Pond usually describes small bodies of water, generally smaller than one would require a boat to cross. Another definition is that a pond is a body of water where even its deepest areas are reached by sunlight or where a human can walk across the entire body of water without being submerged. In some dialects of English, pond normally refers to small artificially created bodies of water.
Though not generally accepted, some regions of the United States define a pond as a body of water with a surface area of less than 10 acres (40,000 m²).
Regional differences include the use of the word pond in New England, and Maine in particular, for relatively large waterbodies. For example, Great Pond, Maine, is over 10 square miles in area.
In areas which were covered by glaciers in the past, some ponds were created when the glaciers retreated. These ponds are knowns as kettle ponds . Walden Pond in Concord, Massachusetts is a well known example. Kettle ponds are usually quite deep and clean because they are fed by underground aquifers rather than streams.

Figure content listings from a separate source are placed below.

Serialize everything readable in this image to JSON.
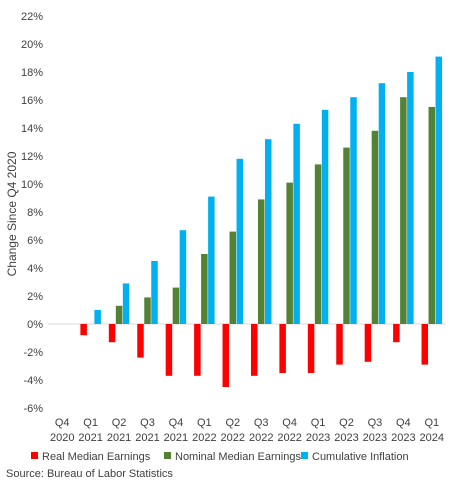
{
  "chart_data": {
    "type": "bar",
    "ylabel": "Change Since Q4 2020",
    "ylim": [
      -6,
      22
    ],
    "ytick_step": 2,
    "ytick_suffix": "%",
    "categories": [
      [
        "Q4",
        "2020"
      ],
      [
        "Q1",
        "2021"
      ],
      [
        "Q2",
        "2021"
      ],
      [
        "Q3",
        "2021"
      ],
      [
        "Q4",
        "2021"
      ],
      [
        "Q1",
        "2022"
      ],
      [
        "Q2",
        "2022"
      ],
      [
        "Q3",
        "2022"
      ],
      [
        "Q4",
        "2022"
      ],
      [
        "Q1",
        "2023"
      ],
      [
        "Q2",
        "2023"
      ],
      [
        "Q3",
        "2023"
      ],
      [
        "Q4",
        "2023"
      ],
      [
        "Q1",
        "2024"
      ]
    ],
    "series": [
      {
        "name": "Real Median Earnings",
        "color": "#ff0000",
        "values": [
          0,
          -0.8,
          -1.3,
          -2.4,
          -3.7,
          -3.7,
          -4.5,
          -3.7,
          -3.5,
          -3.5,
          -2.9,
          -2.7,
          -1.3,
          -2.9
        ]
      },
      {
        "name": "Nominal Median Earnings",
        "color": "#548235",
        "values": [
          0,
          0,
          1.3,
          1.9,
          2.6,
          5.0,
          6.6,
          8.9,
          10.1,
          11.4,
          12.6,
          13.8,
          16.2,
          15.5
        ]
      },
      {
        "name": "Cumulative Inflation",
        "color": "#00b0f0",
        "values": [
          0,
          1.0,
          2.9,
          4.5,
          6.7,
          9.1,
          11.8,
          13.2,
          14.3,
          15.3,
          16.2,
          17.2,
          18.0,
          19.1
        ]
      }
    ],
    "legend_position": "bottom",
    "grid": false
  },
  "source": "Source: Bureau of Labor Statistics"
}
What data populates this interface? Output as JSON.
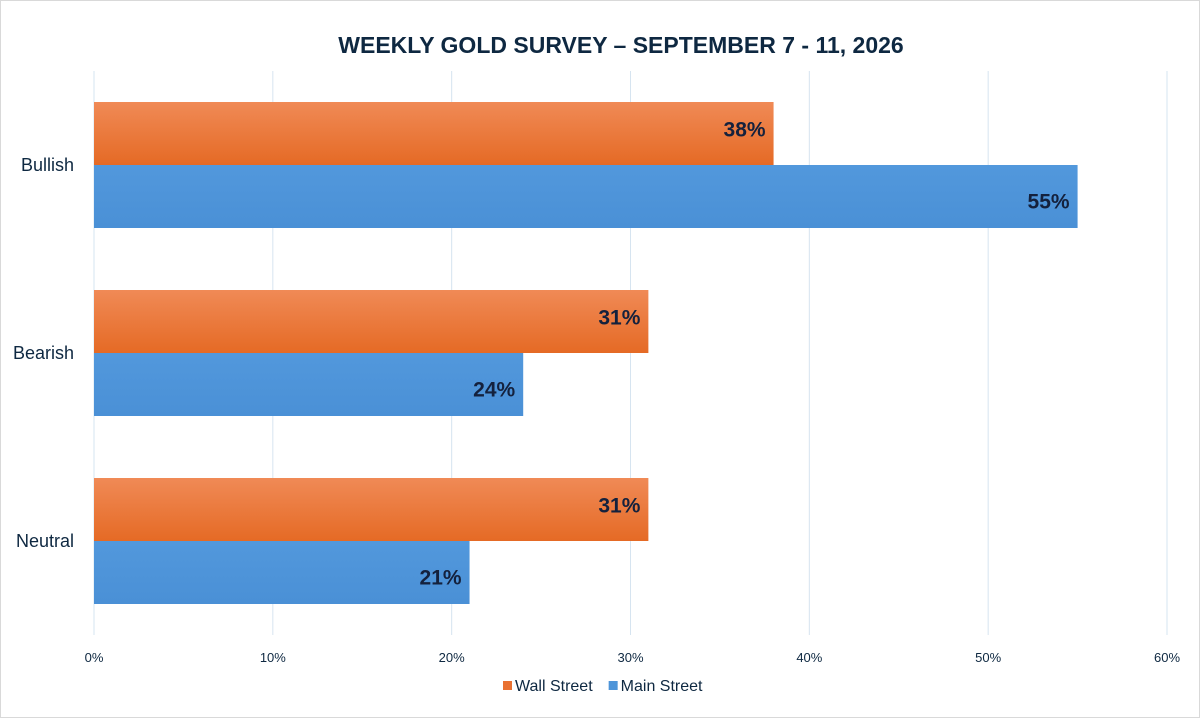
{
  "chart_data": {
    "type": "bar",
    "orientation": "horizontal",
    "title": "WEEKLY GOLD SURVEY – SEPTEMBER 7 - 11, 2026",
    "categories": [
      "Bullish",
      "Bearish",
      "Neutral"
    ],
    "series": [
      {
        "name": "Wall Street",
        "values": [
          38,
          31,
          31
        ],
        "color": "#e97132"
      },
      {
        "name": "Main Street",
        "values": [
          55,
          24,
          21
        ],
        "color": "#4e95d9"
      }
    ],
    "x_ticks": [
      "0%",
      "10%",
      "20%",
      "30%",
      "40%",
      "50%",
      "60%"
    ],
    "xlim": [
      0,
      60
    ],
    "data_label_suffix": "%",
    "grid": true,
    "legend_position": "bottom"
  }
}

Another suggested difference between ponds and lakes is that lakes are fed by rivers, creeks, and/or springs, while ponds are usually the result of rain runoff, modest springs, or perhaps a very small stream. Also, lakes tend to have much more irregular shorelines, with coves and so forth, while ponds tend to allow one to take them all in visually from a single location. Or, if the lake does have regular shorelines, then it tends to at the same time be a substantial body of water (e.g., Lake Okechobee). Lastly, while ponds may allow water to escape via some fairly modest route, lakes that allow such escape usually make use of more substantial means (creeks, rivers, etc.).
Characteristics
Typically, a pond has no surface outflow draining off water and ponds are often spring-fed. Hence, because of the closed environment of ponds, such small bodies of water normally develop self contained eco-systems. Ponds in heavily vegetated areas also display the formation of "scum", which is a common term for dead and decaying vegetation condensing on top of the water. A contributor to this is the presence of algae, which multiplies quickly in a nutrient-rich pond exposed to strong daylight. Decaying flora provide significant amounts of such nutrients.